The year 2024 was the hottest ever recorded on Earth (WMO, 2024), and global temperatures continue to rise at an alarming rate. As extreme heat intensifies worldwide, there is an urgent need to develop long-term resilience strategies that ensure thermally comfortable and healthy built environments.
Building design must integrate both climate mitigation and adaptation. While active cooling effectively enhances indoor comfort, over-reliance on air-conditioning increases energy use and greenhouse gas (GHG) emissions, undermining mitigation efforts. Cooling already accounts for 7% of global emissions (UNEP, 2024) and is the fastest-growing source of energy demand in buildings (IEA, 2023). Without further action, emissions from cooling could reach 6.1 billion tons of CO₂e by 2050—over 10% of projected global emissions (UNEP, 2023). This challenge is particularly acute in emerging and developing economies, where urbanization, population growth, and rising access to cooling technologies are driving rapid demand increases. The global cooled floor area, now at 105 billion square meters, is expected to more than double to 250 billion square meters by 2050 (IEA, 2023).

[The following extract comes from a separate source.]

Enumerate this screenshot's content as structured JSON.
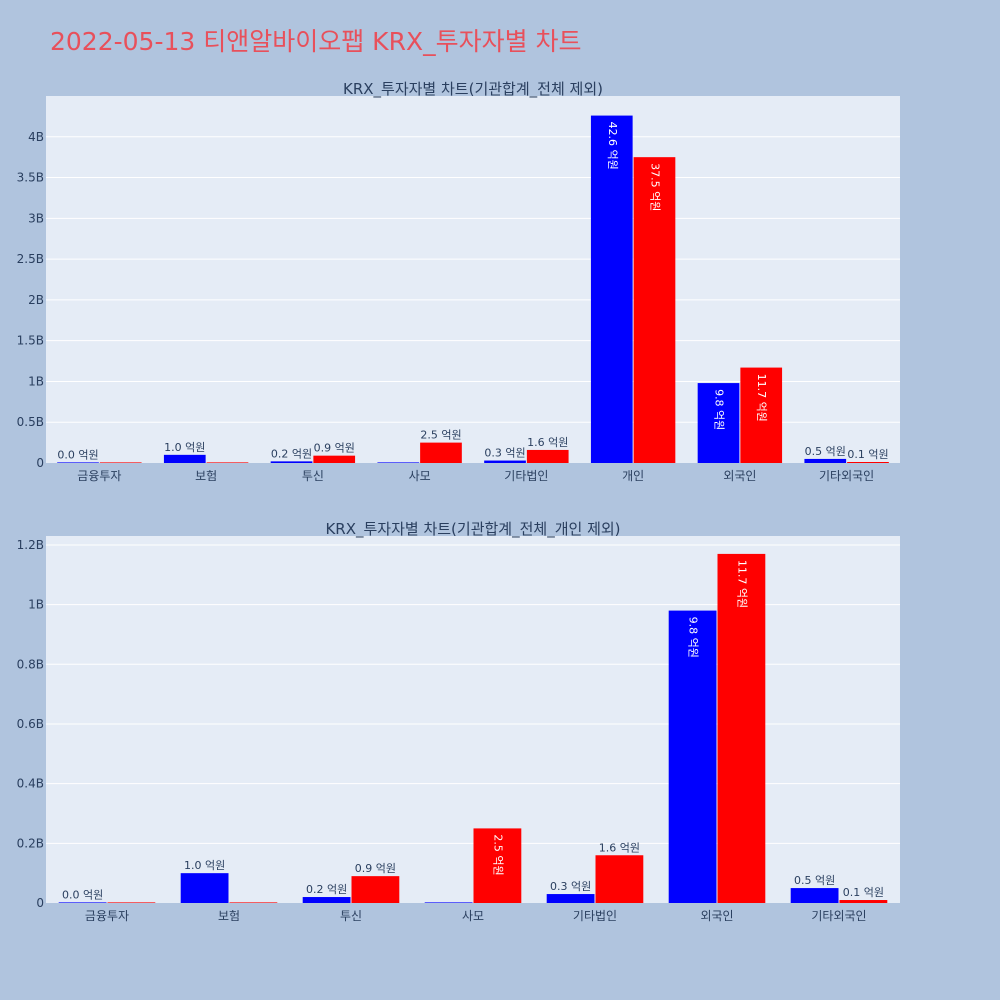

Passive cooling strategies—design and operational approaches that minimize or eliminate reliance on mechanical systems—offer the most effective pathway to address this challenge. These measures reduce building cooling demand and associated emissions while improving comfort, productivity, and affordability. By 2050, passive cooling could reduce growth in cooling capacity by 24%, saving an estimated US$1.5–3 trillion in new equipment costs and cutting emissions by 1.3 billion tons of CO₂e (UNEP, 2023).
At the urban scale, passive cooling is vital for creating liveable, heat-resilient cities. Integrating vegetation, water bodies, permeable surfaces, and optimized street orientation can reduce heat accumulation and mitigate urban heat islands. In alignment with the UN Secretary-General’s Call to Action on Extreme Heat and the Global Cooling Pledge, these approaches advance sustainable and equitable cooling while strengthening climate resilience and public health.
Recognizing these benefits, more than 70 countries endorsed the Global Cooling Pledge at COP28, committing to establish national building energy codes incorporating passive cooling and energy-efficiency strategies by 2030 for all new and refurbished buildings (UNEP, 2025). In 2024, the Declaration de Chaillot further reinforced international collaboration toward energy-efficient and resilient buildings, recognizing passive cooling as a key strategy (UNEP, 2024).
Building on this global momentum, this session will explore how heat-stressed countries can enhance energy efficiency and thermal comfort through passive cooling from policy, financial, and technical perspectives. Government representatives and design practitioners from across the world will share insights, best practices, and lessons learned to accelerate the adoption of passive cooling strategies.